Insight

How can agile product management secure market success?

Contrary to popular belief, pioneers – those businesses that develop the most innovative new products – rarely go on to become long-term market leaders. Often, that’s because their ideas don’t fit the wider market, with an estimated 34 per cent of start-ups failing due to a lack of product-market fit.

In our experience of helping pioneering organisations, those that succeed do so because they test new ideas and find good product-market fit early, before investing all their time and money into a ‘finished’ product. They’re masters of product management.

But a vast number of organisations, both start-ups and established businesses, don’t give their product management capability the authority to work with the customer to generate and test pioneering ideas in a cost-effective way. Those organisations end up flying blind, developing products and services with little idea of what customers really want and need.

This stark contrast between pioneering winners quickly innovating to steal a march on the competition and other organisations slowly working towards an untested ideal raises one question: How can organisations use product management to secure success?

Establish a product management culture that embraces pivoting

A well-functioning free market system shows how failure leads to progress. Weak ideas are discarded. Successful ideas are replicated. And the whole system becomes stronger. Organisations should embrace this thinking. The risk of investing in weak ideas, even if they used to be strong, is too high.

At a portfolio level, your product management leaders should develop product visions with measurable strategies, be bold enough to pivot away from initiatives that aren’t meeting expectations and persevere with those that are. The goal of your product portfolio is to build and maintain products that will power a sustainable business long into the future.

At a product level, leverage small-scale product releases to test customer expectations. This will let you pivot away from those that ‘fail’ and make more informed product prioritisation and design decisions.

For example, Airbnb started by renting air mattresses in a San Francisco apartment to conference attendees. But this proved unsustainable when conference numbers reduced. So, the co-founders pivoted their concept to travellers looking for cheap accommodation and an authentic local experience. The company is now worth around $90 billion.

Enable rapid, cost-effective testing of new ideas to reduce time to value

It’s impossible to effectively plan and build a single solution to a customer problem without their involvement and multiple iterations. Testing new, potentially pioneering ideas using a traditional product development method can take months to uncover whether the product meets the customer’s needs. For example, a recent study showed that 80 per cent of digital, cloud-based product features are rarely or never used.

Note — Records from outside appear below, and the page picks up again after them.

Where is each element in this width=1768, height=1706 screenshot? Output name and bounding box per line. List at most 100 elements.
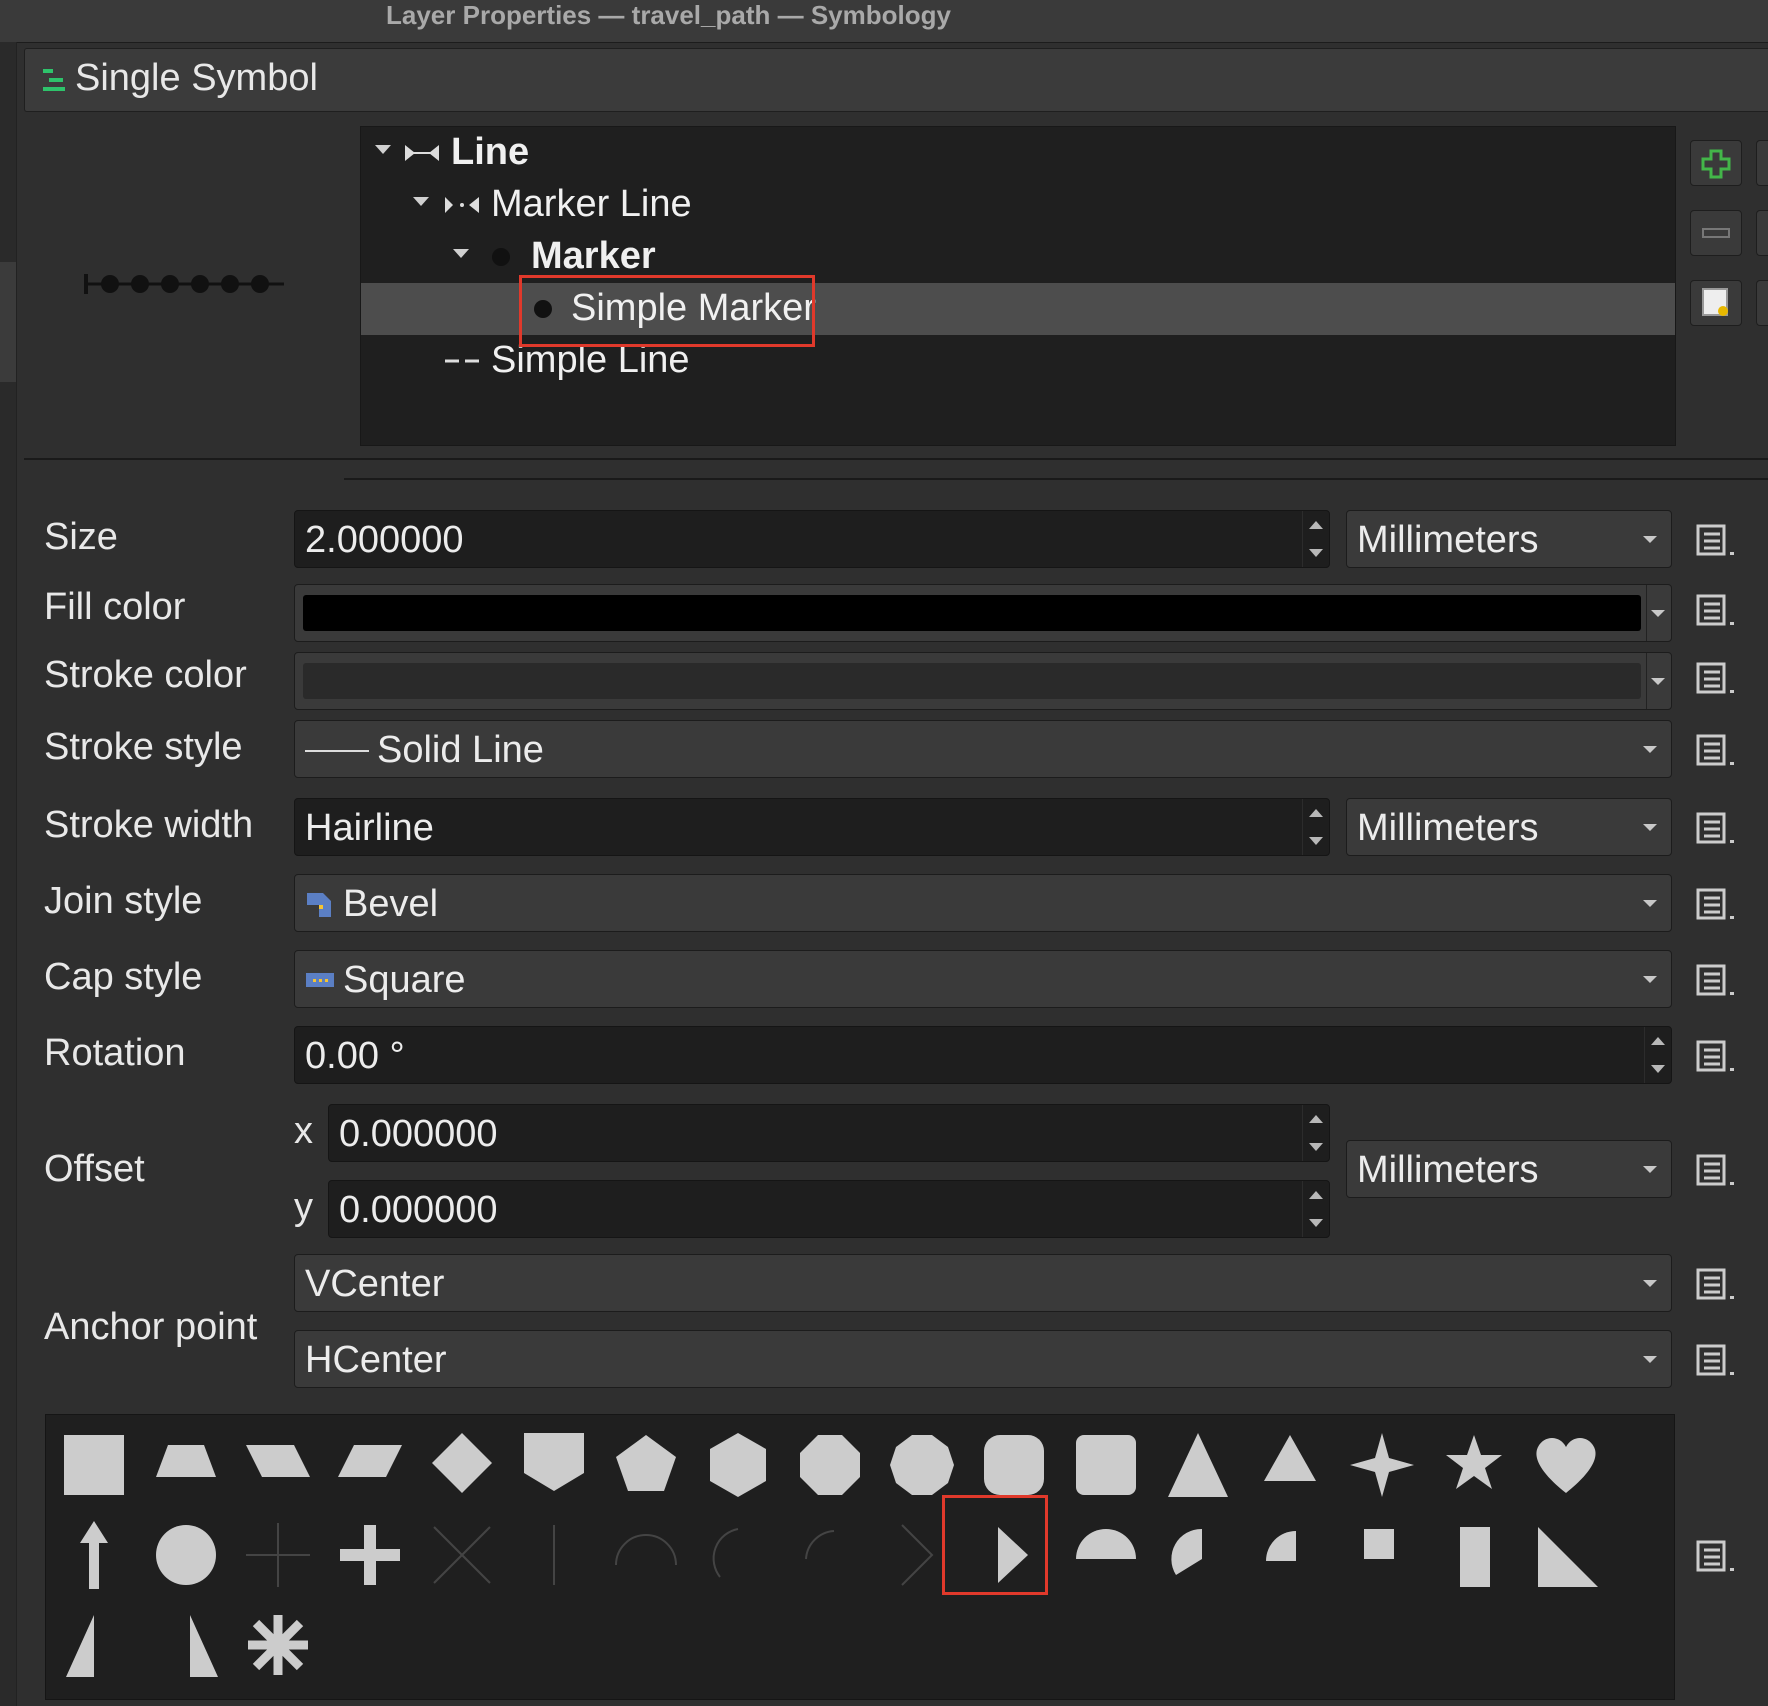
shape-octagon-icon[interactable] bbox=[790, 1425, 870, 1505]
anchor-vertical-select[interactable]: VCenter bbox=[294, 1254, 1672, 1312]
shape-star-4-icon[interactable] bbox=[1342, 1425, 1422, 1505]
rotation-spinbox[interactable]: 0.00 ° bbox=[294, 1026, 1672, 1084]
duplicate-layer-button[interactable] bbox=[1756, 280, 1768, 326]
renderer-type-selector[interactable]: Single Symbol bbox=[24, 48, 1768, 112]
offset-y-spinbox[interactable]: 0.000000 bbox=[328, 1180, 1330, 1238]
shape-diamond-icon[interactable] bbox=[422, 1425, 502, 1505]
shape-quarter-circle-icon[interactable] bbox=[1250, 1515, 1330, 1595]
data-defined-override-icon[interactable] bbox=[1694, 884, 1740, 924]
shape-trapezoid-icon[interactable] bbox=[146, 1425, 226, 1505]
tree-item-line[interactable]: Line bbox=[361, 127, 1675, 179]
shape-parallelogram-left-icon[interactable] bbox=[330, 1425, 410, 1505]
stroke-style-label: Stroke style bbox=[44, 726, 243, 768]
add-symbol-layer-button[interactable] bbox=[1690, 140, 1742, 186]
chevron-down-icon bbox=[1643, 824, 1657, 831]
data-defined-override-icon[interactable] bbox=[1694, 590, 1740, 630]
remove-icon bbox=[1702, 228, 1730, 238]
shape-cross-fill-icon[interactable] bbox=[330, 1515, 410, 1595]
shape-triangle-icon[interactable] bbox=[1158, 1425, 1238, 1505]
shape-semi-arc-icon[interactable] bbox=[606, 1515, 686, 1595]
tree-item-marker-line[interactable]: Marker Line bbox=[361, 179, 1675, 231]
shape-third-arc-icon[interactable] bbox=[698, 1515, 778, 1595]
lock-layer-button[interactable] bbox=[1690, 280, 1742, 326]
size-spinbox[interactable]: 2.000000 bbox=[294, 510, 1330, 568]
offset-x-spinbox[interactable]: 0.000000 bbox=[328, 1104, 1330, 1162]
splitter-handle[interactable] bbox=[0, 262, 16, 382]
size-unit-select[interactable]: Millimeters bbox=[1346, 510, 1672, 568]
join-style-select[interactable]: Bevel bbox=[294, 874, 1672, 932]
shape-line-icon[interactable] bbox=[514, 1515, 594, 1595]
shape-shield-icon[interactable] bbox=[514, 1425, 594, 1505]
fill-color-button[interactable] bbox=[294, 584, 1672, 642]
shape-right-half-triangle-icon[interactable] bbox=[54, 1605, 134, 1685]
expand-caret-icon[interactable] bbox=[413, 197, 429, 206]
shape-decagon-icon[interactable] bbox=[882, 1425, 962, 1505]
remove-symbol-layer-button[interactable] bbox=[1690, 210, 1742, 256]
shape-pentagon-icon[interactable] bbox=[606, 1425, 686, 1505]
spinner-arrows-icon[interactable] bbox=[1302, 511, 1329, 567]
tree-item-label: Marker bbox=[531, 235, 656, 277]
shape-parallelogram-right-icon[interactable] bbox=[238, 1425, 318, 1505]
shape-quarter-arc-icon[interactable] bbox=[790, 1515, 870, 1595]
shape-square-icon[interactable] bbox=[54, 1425, 134, 1505]
data-defined-override-icon[interactable] bbox=[1694, 730, 1740, 770]
spinner-arrows-icon[interactable] bbox=[1644, 1027, 1671, 1083]
stroke-color-button[interactable] bbox=[294, 652, 1672, 710]
bevel-join-icon bbox=[307, 893, 331, 917]
symbol-layer-tree[interactable]: Line Marker Line Marker Simple Marker Si… bbox=[360, 126, 1676, 446]
shape-hexagon-icon[interactable] bbox=[698, 1425, 778, 1505]
data-defined-override-icon[interactable] bbox=[1694, 1340, 1740, 1380]
stroke-width-unit-select[interactable]: Millimeters bbox=[1346, 798, 1672, 856]
data-defined-override-icon[interactable] bbox=[1694, 1036, 1740, 1076]
shape-third-circle-icon[interactable] bbox=[1158, 1515, 1238, 1595]
shape-diagonal-half-square-icon[interactable] bbox=[1526, 1515, 1606, 1595]
fill-color-label: Fill color bbox=[44, 586, 186, 628]
shape-semi-circle-icon[interactable] bbox=[1066, 1515, 1146, 1595]
shape-asterisk-fill-icon[interactable] bbox=[238, 1605, 318, 1685]
move-up-button[interactable] bbox=[1756, 140, 1768, 186]
cap-style-value: Square bbox=[343, 959, 466, 1001]
size-value: 2.000000 bbox=[305, 519, 464, 561]
data-defined-override-icon[interactable] bbox=[1694, 1264, 1740, 1304]
shape-cross-icon[interactable] bbox=[238, 1515, 318, 1595]
stroke-color-swatch bbox=[303, 663, 1641, 699]
shape-heart-icon[interactable] bbox=[1526, 1425, 1606, 1505]
data-defined-override-icon[interactable] bbox=[1694, 520, 1740, 560]
data-defined-override-icon[interactable] bbox=[1694, 658, 1740, 698]
shape-arrow-icon[interactable] bbox=[54, 1515, 134, 1595]
stroke-style-value: Solid Line bbox=[377, 729, 544, 771]
shape-quarter-square-icon[interactable] bbox=[1342, 1515, 1422, 1595]
stroke-style-select[interactable]: Solid Line bbox=[294, 720, 1672, 778]
marker-shape-grid[interactable] bbox=[45, 1414, 1675, 1700]
spinner-arrows-icon[interactable] bbox=[1302, 1105, 1329, 1161]
shape-rounded-square-icon[interactable] bbox=[1066, 1425, 1146, 1505]
simple-line-icon bbox=[445, 359, 479, 363]
shape-star-5-icon[interactable] bbox=[1434, 1425, 1514, 1505]
expand-caret-icon[interactable] bbox=[453, 249, 469, 258]
data-defined-override-icon[interactable] bbox=[1694, 1536, 1740, 1576]
shape-equilateral-triangle-icon[interactable] bbox=[1250, 1425, 1330, 1505]
offset-x-label: x bbox=[294, 1110, 313, 1152]
offset-unit-value: Millimeters bbox=[1357, 1149, 1539, 1191]
data-defined-override-icon[interactable] bbox=[1694, 960, 1740, 1000]
expand-caret-icon[interactable] bbox=[375, 145, 391, 154]
stroke-width-spinbox[interactable]: Hairline bbox=[294, 798, 1330, 856]
offset-x-value: 0.000000 bbox=[339, 1113, 498, 1155]
chevron-down-icon bbox=[1643, 900, 1657, 907]
move-down-button[interactable] bbox=[1756, 210, 1768, 256]
cap-style-select[interactable]: Square bbox=[294, 950, 1672, 1008]
size-label: Size bbox=[44, 516, 118, 558]
shape-rounded-octagon-icon[interactable] bbox=[974, 1425, 1054, 1505]
spinner-arrows-icon[interactable] bbox=[1302, 799, 1329, 855]
line-symbol-icon bbox=[405, 145, 439, 161]
marker-dot-icon bbox=[492, 248, 510, 266]
anchor-horizontal-select[interactable]: HCenter bbox=[294, 1330, 1672, 1388]
offset-unit-select[interactable]: Millimeters bbox=[1346, 1140, 1672, 1198]
shape-x-icon[interactable] bbox=[422, 1515, 502, 1595]
data-defined-override-icon[interactable] bbox=[1694, 808, 1740, 848]
shape-half-square-icon[interactable] bbox=[1434, 1515, 1514, 1595]
spinner-arrows-icon[interactable] bbox=[1302, 1181, 1329, 1237]
shape-circle-icon[interactable] bbox=[146, 1515, 226, 1595]
data-defined-override-icon[interactable] bbox=[1694, 1150, 1740, 1190]
anchor-horizontal-value: HCenter bbox=[305, 1339, 447, 1381]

Organisations should adopt three principles to create more lightweight and cost-effective ways to test and build new ideas:

1. Design Thinking to generate ideas

Design Thinking is a human-centered, iterative process for cultivating and prototyping new ideas. It helps develop empathy for your customers’ needs and expectations. It starts with customer research to understand and reframe the customer problem within the context of your organisation. It then uses the resulting information to rapidly generate innovative ideas that will solve the customer challenges before rigorous evaluation assesses suitability. Design Thinking has helped a range of innovations, such as the development of a dignified and clean sanitation system for people in rural Africa.

2. Lean Start-Up to validate ideas

Lean Start-Up is a methodology for developing businesses and products that aims to shorten product development cycles and rapidly discover if a proposed business model is viable. Taking new ideas and building small increments in short build-measure-learn cycles enables the organisation to test solutions with the market. While meticulous use of metrics to measure product usage supports ‘pivot or persevere’ decisions. DropBox famously used a simple video to demonstrate their product vision and learn from early adopters in a cheap and simple way, helping secure investment to build and scale the product.

3. Agile to build and scale ideas

Agile is an iterative, incremental, customer-centric method of solving problems. Self-organising teams build and scale new ideas iteratively, releasing value on a regular cadence. Products are broken down and delivered in small chunks, enabling a faster time to value. Zara, the fast-fashion company, for example, releases small batches of clothing to the shop floor in different locations, releasing value while learning from customer behaviour.